The announcement, in February 2001, that the human genome had been sequenced was front page news. After years of trying, and $3 billion of funding, it had finally been done. Researchers heralded the beginning of a “golden age” for genomic research, and the media were in a frenzy speculating on all the terrible diseases that may now be cured, all the wonderful new drugs that might be developed. But then, after the hype, it all went quiet.
So what has the HGP achieved in the last 10 years? We still haven’t cured cancer, or AIDS, or Alzheimer’s, and stem cell therapy is still a rather experimental treatment for some diseases rather than the miracle cure-all we hoped it would be. Was the HGP a waste of time and money?
Of course the answer to this is “no”. Though, as a result of the HGP, medicine has not advanced as much as we might like in the last decade, our underlying understanding of genomics has made great leaps and bounds. As The Economist’s Science Editor Geoffrey Carr wrote recently, the race (between rival research teams Celera and the International Human Genome Sequencing Consortium) to sequence the human genome “was not a race to the finish line, but a race to the starting line”.

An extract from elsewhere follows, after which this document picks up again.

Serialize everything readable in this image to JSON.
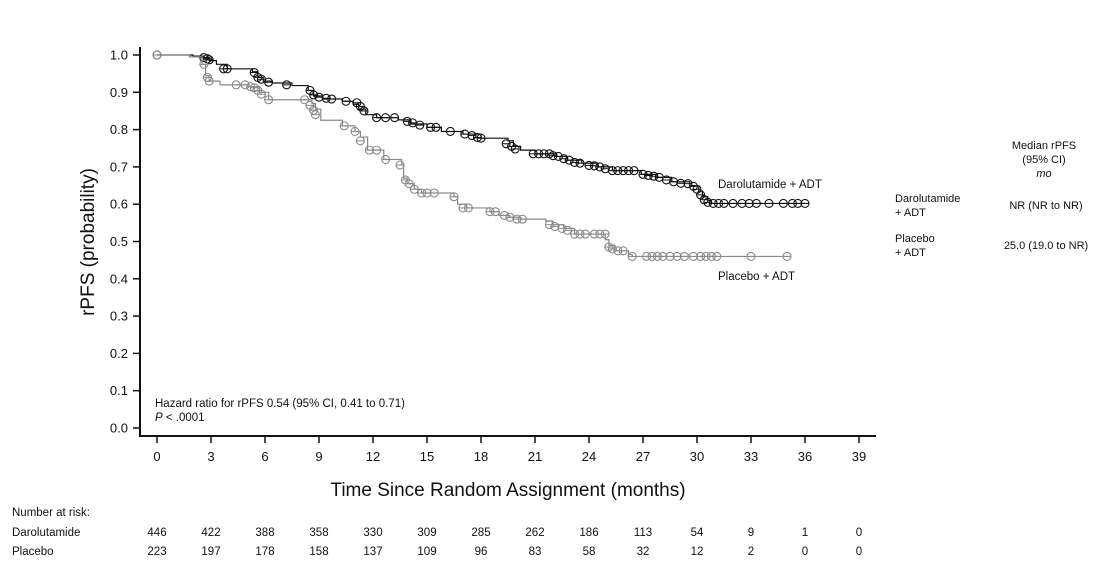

So what have we learned from the HGP? Well, the very fact that the entire human genome – some 3 billion As, Ts, Cs and Gs long – could be sequenced and mapped is in itself a marvellous achievement for scientific research, and the sequencing process has been refined so that it is now much quicker, cheaper and more efficient. Despite humans being one of the most complex organisms on Earth, we’ve learned that the human genome is much smaller than we originally thought – we have around 22,000 genes, in comparison to the very recently-sequenced and very tiny water flea (Daphnia pulex), which has 31,000.
Though the head of pharmaceutical company Novartis once quipped that the HGP had yielded “data, data everywhere, and not a drug, I think”, we are now beginning to see advances in medicine too. While we have not yet witnessed a “revolution” in terms of “the diagnosis, prevention and treatment of most, if not all, human diseases”, as predicted by then-President Bill Clinton in June 2000, we have pinpointed the genetic defects that cause around 850 diseases and this is slowly but surely leading to advances in their treatment. Thanks to HGP research, several new drugs for cancer, osteoporosis and lupus are now beginning to enter the market after a decade of trials, and genetic screening is becoming more widely available for a greater range of diseases.

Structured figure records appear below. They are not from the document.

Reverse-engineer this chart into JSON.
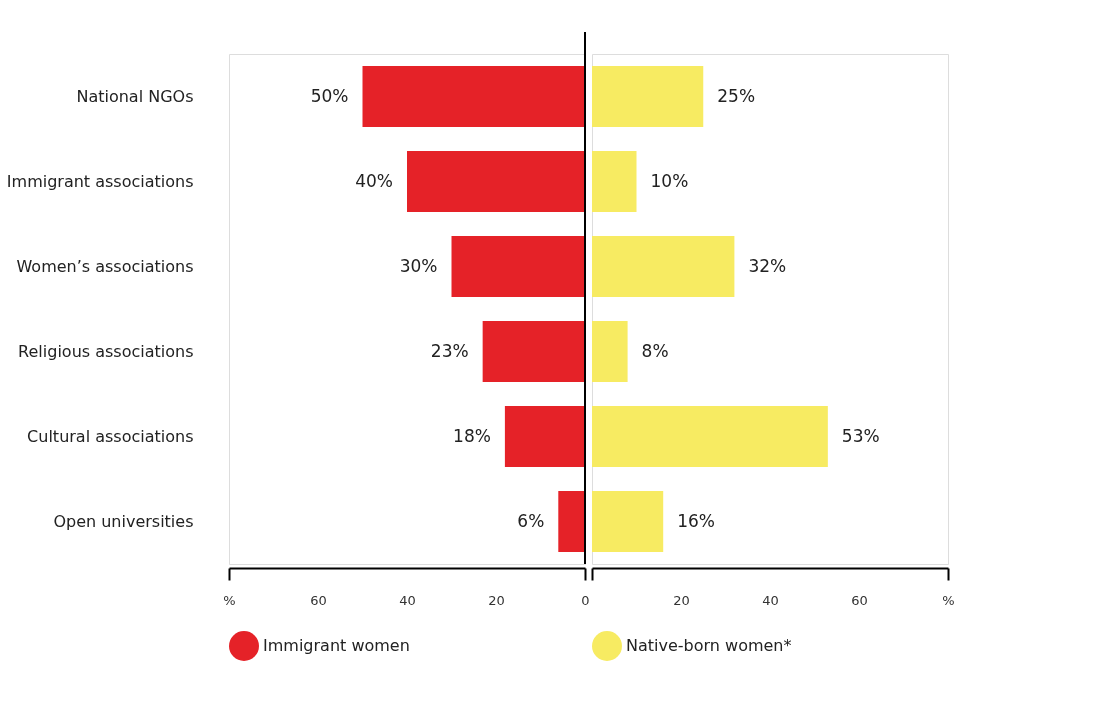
{
  "chart_data": [
    {
      "type": "bar",
      "orientation": "horizontal",
      "categories": [
        "National NGOs",
        "Immigrant associations",
        "Women’s associations",
        "Religious associations",
        "Cultural associations",
        "Open universities"
      ],
      "series": [
        {
          "name": "Immigrant women",
          "color": "#e52228",
          "values": [
            50,
            40,
            30,
            23,
            18,
            6
          ],
          "value_labels": [
            "50%",
            "40%",
            "30%",
            "23%",
            "18%",
            "6%"
          ]
        }
      ],
      "xlim": [
        80,
        0
      ],
      "xticks": [
        {
          "value": 80,
          "label": "%"
        },
        60,
        40,
        20,
        0
      ],
      "ref_lines": [
        {
          "axis": "x",
          "value": 0
        }
      ],
      "legend": "bottom"
    },
    {
      "type": "bar",
      "orientation": "horizontal",
      "categories": [
        "National NGOs",
        "Immigrant associations",
        "Women’s associations",
        "Religious associations",
        "Cultural associations",
        "Open universities"
      ],
      "series": [
        {
          "name": "Native-born women*",
          "color": "#f7eb62",
          "values": [
            25,
            10,
            32,
            8,
            53,
            16
          ],
          "value_labels": [
            "25%",
            "10%",
            "32%",
            "8%",
            "53%",
            "16%"
          ]
        }
      ],
      "xlim": [
        0,
        80
      ],
      "xticks": [
        {
          "value": 0,
          "label": null
        },
        20,
        40,
        60,
        {
          "value": 80,
          "label": "%"
        }
      ],
      "tick_labels": "x",
      "legend": "bottom"
    }
  ]
}
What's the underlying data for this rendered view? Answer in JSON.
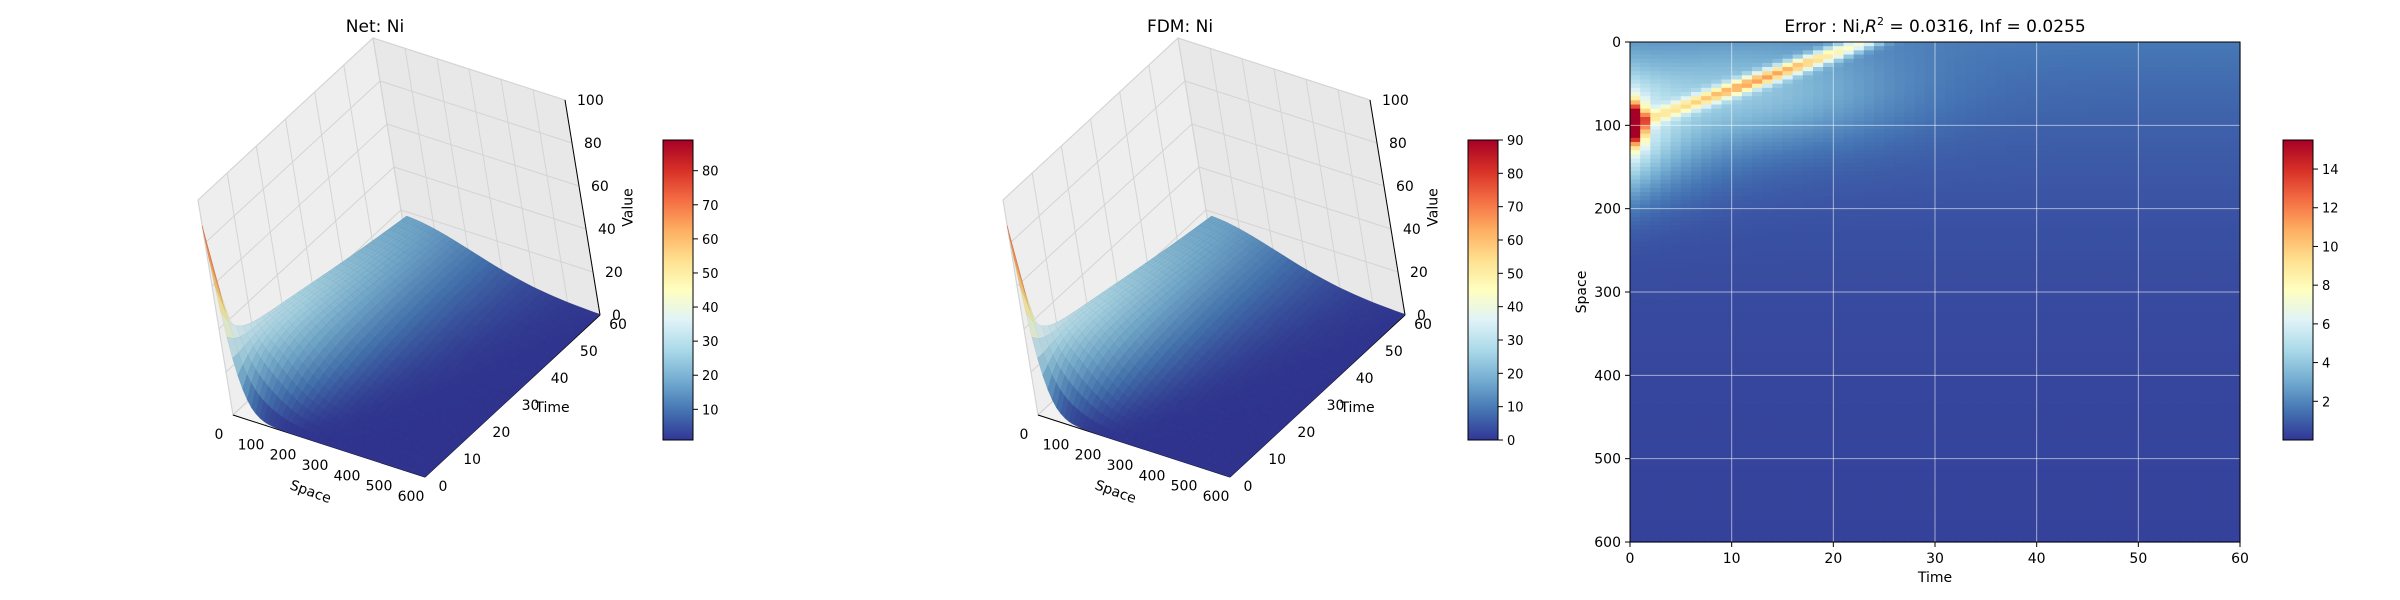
{
  "chart_data": [
    {
      "type": "surface",
      "title": "Net: Ni",
      "xlabel": "Space",
      "ylabel": "Time",
      "zlabel": "Value",
      "x_ticks": [
        0,
        100,
        200,
        300,
        400,
        500,
        600
      ],
      "y_ticks": [
        0,
        10,
        20,
        30,
        40,
        50,
        60
      ],
      "z_ticks": [
        0,
        20,
        40,
        60,
        80,
        100
      ],
      "xlim": [
        0,
        600
      ],
      "ylim": [
        0,
        60
      ],
      "zlim": [
        0,
        100
      ],
      "colormap": "RdYlBu_r",
      "colorbar": {
        "ticks": [
          10,
          20,
          30,
          40,
          50,
          60,
          70,
          80
        ],
        "range": [
          1,
          89
        ],
        "label": "Value"
      },
      "surface_profile": {
        "description_values_at_time_0": {
          "x": [
            0,
            20,
            60,
            100,
            150,
            200,
            300,
            600
          ],
          "z": [
            88,
            88,
            15,
            6,
            3,
            1,
            0.5,
            0
          ]
        },
        "description_values_at_time_20": {
          "x": [
            0,
            50,
            100,
            200,
            300,
            600
          ],
          "z": [
            40,
            38,
            30,
            15,
            6,
            0
          ]
        },
        "description_values_at_time_60": {
          "x": [
            0,
            100,
            200,
            300,
            600
          ],
          "z": [
            20,
            18,
            10,
            4,
            0
          ]
        }
      }
    },
    {
      "type": "surface",
      "title": "FDM: Ni",
      "xlabel": "Space",
      "ylabel": "Time",
      "zlabel": "Value",
      "x_ticks": [
        0,
        100,
        200,
        300,
        400,
        500,
        600
      ],
      "y_ticks": [
        0,
        10,
        20,
        30,
        40,
        50,
        60
      ],
      "z_ticks": [
        0,
        20,
        40,
        60,
        80,
        100
      ],
      "xlim": [
        0,
        600
      ],
      "ylim": [
        0,
        60
      ],
      "zlim": [
        0,
        100
      ],
      "colormap": "RdYlBu_r",
      "colorbar": {
        "ticks": [
          0,
          10,
          20,
          30,
          40,
          50,
          60,
          70,
          80,
          90
        ],
        "range": [
          0,
          90
        ],
        "label": ""
      },
      "surface_profile": {
        "description_values_at_time_0": {
          "x": [
            0,
            20,
            60,
            100,
            150,
            200,
            300,
            600
          ],
          "z": [
            90,
            90,
            15,
            6,
            3,
            1,
            0.5,
            0
          ]
        },
        "description_values_at_time_20": {
          "x": [
            0,
            50,
            100,
            200,
            300,
            600
          ],
          "z": [
            40,
            38,
            30,
            15,
            6,
            0
          ]
        },
        "description_values_at_time_60": {
          "x": [
            0,
            100,
            200,
            300,
            600
          ],
          "z": [
            20,
            18,
            10,
            4,
            0
          ]
        }
      }
    },
    {
      "type": "heatmap",
      "title_prefix": "Error : Ni,",
      "title_r": "R",
      "title_sup": "2",
      "title_suffix": " = 0.0316, Inf = 0.0255",
      "xlabel": "Time",
      "ylabel": "Space",
      "x_ticks": [
        0,
        10,
        20,
        30,
        40,
        50,
        60
      ],
      "y_ticks": [
        0,
        100,
        200,
        300,
        400,
        500,
        600
      ],
      "xlim": [
        0,
        60
      ],
      "ylim": [
        600,
        0
      ],
      "grid": true,
      "colormap": "RdYlBu_r",
      "colorbar": {
        "ticks": [
          2,
          4,
          6,
          8,
          10,
          12,
          14
        ],
        "range": [
          0,
          15.5
        ]
      },
      "hotspots": [
        {
          "time": 0.7,
          "space": 100,
          "value": 15.5,
          "note": "peak error near time 0"
        },
        {
          "time": 20,
          "space": 0,
          "value": 8,
          "note": "error ridge along top edge"
        }
      ]
    }
  ]
}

Despite the deficit in new discoveries that have been sensational enough to rouse the interest of the general public, the Human Genome Project and the ongoing research stemming from it, is still plugging away and helping to increase our overall understanding of genomics. If sequencing the human genome was a sprint to the start line, the race from here on is a marathon, but one that will ultimately impact greatly on biology, medicine and science as a whole.